If you are diligent and book early, you can get a one-week value resort and ticket package for $2,900 in a value resort like Pop Century. If you like camping or have an RV, you can get the same number of tickets with a tent space for $2,500 or an RV spot with full hookups for $2,700.

You will still need food, but bring sandwiches and bottled drinks and the cost is insignificant. Orlando also has every type of restaurant you can imagine, including options at normal restaurant prices.

This may still seem like sticker shock to some, and it is a lot of money, but round-trip airfare to a city like Denver from Atlanta can cost about half of the minimum you could pay for a week at Disney World. Adding a hotel, you would have spent just as much without doing anything else. There are also cheaper options for staying off Disney property and shorter stays that could lower the housing costs.

If you do choose to go to Walt Disney World, I have some additional recommendations to enjoy your stay. The first is to plan on getting to the park early, staying until afternoon, then returning to your hotel for a rest before going back in the evening. Doing this not only gives you a chance to leave the park for lunch on your terms, but also the midday sun in Orlando is brutal, even in winter. It is easy to grow tired and irritable with the crowds and long lines when you are over-heated and exhausted.

The next recommendation is to take two pairs of shoes. Each shoe rubs you in a slightly different way. Changing shoes puts pressure on a different part of your foot and allows some recovery from the pounding of what could be 10 miles of walking a day. If you leave the park in the afternoon, this is a perfect time to change them. Also, if you have an issue with your feet swelling, don’t be shy about using compression socks, as they will give you a couple of extra hours of life.

Lastly, if you eat in the parks, try eating two meals a day. Disney gives large portions, and two meals are more than enough food.
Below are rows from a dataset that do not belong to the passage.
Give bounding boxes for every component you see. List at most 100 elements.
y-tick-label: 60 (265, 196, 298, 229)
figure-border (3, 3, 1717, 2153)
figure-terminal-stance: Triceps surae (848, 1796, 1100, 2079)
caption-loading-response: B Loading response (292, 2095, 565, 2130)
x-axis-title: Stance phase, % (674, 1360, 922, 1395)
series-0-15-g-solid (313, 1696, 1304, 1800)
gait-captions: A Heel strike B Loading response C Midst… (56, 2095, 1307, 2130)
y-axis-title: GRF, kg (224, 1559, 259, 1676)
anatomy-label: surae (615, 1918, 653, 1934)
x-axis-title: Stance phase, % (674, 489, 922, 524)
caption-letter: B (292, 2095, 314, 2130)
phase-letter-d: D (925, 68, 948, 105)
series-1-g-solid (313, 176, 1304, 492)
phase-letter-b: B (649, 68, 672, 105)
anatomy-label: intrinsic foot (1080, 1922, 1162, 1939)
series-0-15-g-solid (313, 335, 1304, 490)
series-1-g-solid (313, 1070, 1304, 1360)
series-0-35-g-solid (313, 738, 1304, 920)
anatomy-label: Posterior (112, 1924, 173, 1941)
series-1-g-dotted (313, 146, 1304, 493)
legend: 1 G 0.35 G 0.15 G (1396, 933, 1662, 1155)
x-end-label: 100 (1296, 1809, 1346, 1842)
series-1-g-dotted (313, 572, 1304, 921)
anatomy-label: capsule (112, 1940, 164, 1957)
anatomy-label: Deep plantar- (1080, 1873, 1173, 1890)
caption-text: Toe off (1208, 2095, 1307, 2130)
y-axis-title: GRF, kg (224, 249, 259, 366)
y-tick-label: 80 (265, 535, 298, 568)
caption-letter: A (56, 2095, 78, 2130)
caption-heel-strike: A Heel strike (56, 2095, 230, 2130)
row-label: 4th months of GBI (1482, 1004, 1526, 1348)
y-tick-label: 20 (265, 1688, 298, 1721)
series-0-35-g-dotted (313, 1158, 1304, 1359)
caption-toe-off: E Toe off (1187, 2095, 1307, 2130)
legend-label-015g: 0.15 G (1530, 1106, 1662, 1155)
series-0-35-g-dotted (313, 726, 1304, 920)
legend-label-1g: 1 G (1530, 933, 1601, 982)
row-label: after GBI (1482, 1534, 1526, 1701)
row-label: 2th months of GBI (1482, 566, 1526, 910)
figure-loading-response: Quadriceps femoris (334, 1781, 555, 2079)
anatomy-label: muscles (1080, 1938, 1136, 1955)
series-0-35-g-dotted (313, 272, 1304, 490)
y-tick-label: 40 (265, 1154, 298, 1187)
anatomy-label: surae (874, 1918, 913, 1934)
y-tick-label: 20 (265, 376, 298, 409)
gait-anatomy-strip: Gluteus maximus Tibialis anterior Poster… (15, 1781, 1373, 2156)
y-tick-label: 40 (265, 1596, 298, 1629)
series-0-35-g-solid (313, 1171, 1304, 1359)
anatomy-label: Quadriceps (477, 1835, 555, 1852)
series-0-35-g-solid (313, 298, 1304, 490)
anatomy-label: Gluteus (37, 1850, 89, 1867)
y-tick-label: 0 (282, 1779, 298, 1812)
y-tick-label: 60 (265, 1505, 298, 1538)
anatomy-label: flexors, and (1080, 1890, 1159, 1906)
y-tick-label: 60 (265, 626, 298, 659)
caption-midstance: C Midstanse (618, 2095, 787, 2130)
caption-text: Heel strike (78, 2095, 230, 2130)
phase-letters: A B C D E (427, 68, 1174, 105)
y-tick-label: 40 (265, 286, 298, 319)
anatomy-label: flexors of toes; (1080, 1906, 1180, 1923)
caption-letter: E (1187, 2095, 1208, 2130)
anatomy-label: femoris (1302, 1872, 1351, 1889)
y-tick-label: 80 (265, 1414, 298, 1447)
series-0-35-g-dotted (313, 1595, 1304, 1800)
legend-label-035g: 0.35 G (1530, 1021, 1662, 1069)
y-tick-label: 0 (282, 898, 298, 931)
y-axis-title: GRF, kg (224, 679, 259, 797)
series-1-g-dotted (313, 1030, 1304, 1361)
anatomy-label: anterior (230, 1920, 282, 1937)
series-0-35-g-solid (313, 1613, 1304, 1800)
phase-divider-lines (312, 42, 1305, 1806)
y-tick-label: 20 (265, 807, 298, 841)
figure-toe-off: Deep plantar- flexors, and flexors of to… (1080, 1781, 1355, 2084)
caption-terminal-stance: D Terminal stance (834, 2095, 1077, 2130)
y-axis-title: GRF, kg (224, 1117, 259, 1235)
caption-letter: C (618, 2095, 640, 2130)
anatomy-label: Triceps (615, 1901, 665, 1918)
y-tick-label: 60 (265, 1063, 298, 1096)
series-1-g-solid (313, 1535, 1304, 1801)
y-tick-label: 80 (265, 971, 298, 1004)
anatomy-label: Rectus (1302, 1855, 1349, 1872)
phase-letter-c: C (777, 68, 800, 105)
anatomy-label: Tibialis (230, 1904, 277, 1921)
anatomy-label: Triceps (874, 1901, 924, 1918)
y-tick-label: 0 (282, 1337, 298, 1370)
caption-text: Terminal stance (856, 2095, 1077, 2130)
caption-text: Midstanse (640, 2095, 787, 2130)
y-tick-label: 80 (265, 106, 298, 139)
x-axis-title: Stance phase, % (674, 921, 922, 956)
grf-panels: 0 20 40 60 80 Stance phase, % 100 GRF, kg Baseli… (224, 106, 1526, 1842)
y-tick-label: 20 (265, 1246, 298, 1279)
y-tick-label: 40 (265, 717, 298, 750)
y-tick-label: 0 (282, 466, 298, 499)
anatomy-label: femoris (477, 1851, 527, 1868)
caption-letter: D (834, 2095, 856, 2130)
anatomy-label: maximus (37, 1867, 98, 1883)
If you eat a late combined breakfast and lunch, you can easily make it to an early evening dinner. This has the advantage of avoiding the lines that happen around traditional lunch and dinner. It also reduces the chances of over-eating. Combine this with saving a water bottle and refilling it at drinking fountains to save money on beverages.

Few things are as enjoyable as a trip to Disney with kids of a certain age. It can be expensive, but there are ways to save money so that the debt of the trip does not outlast the memories.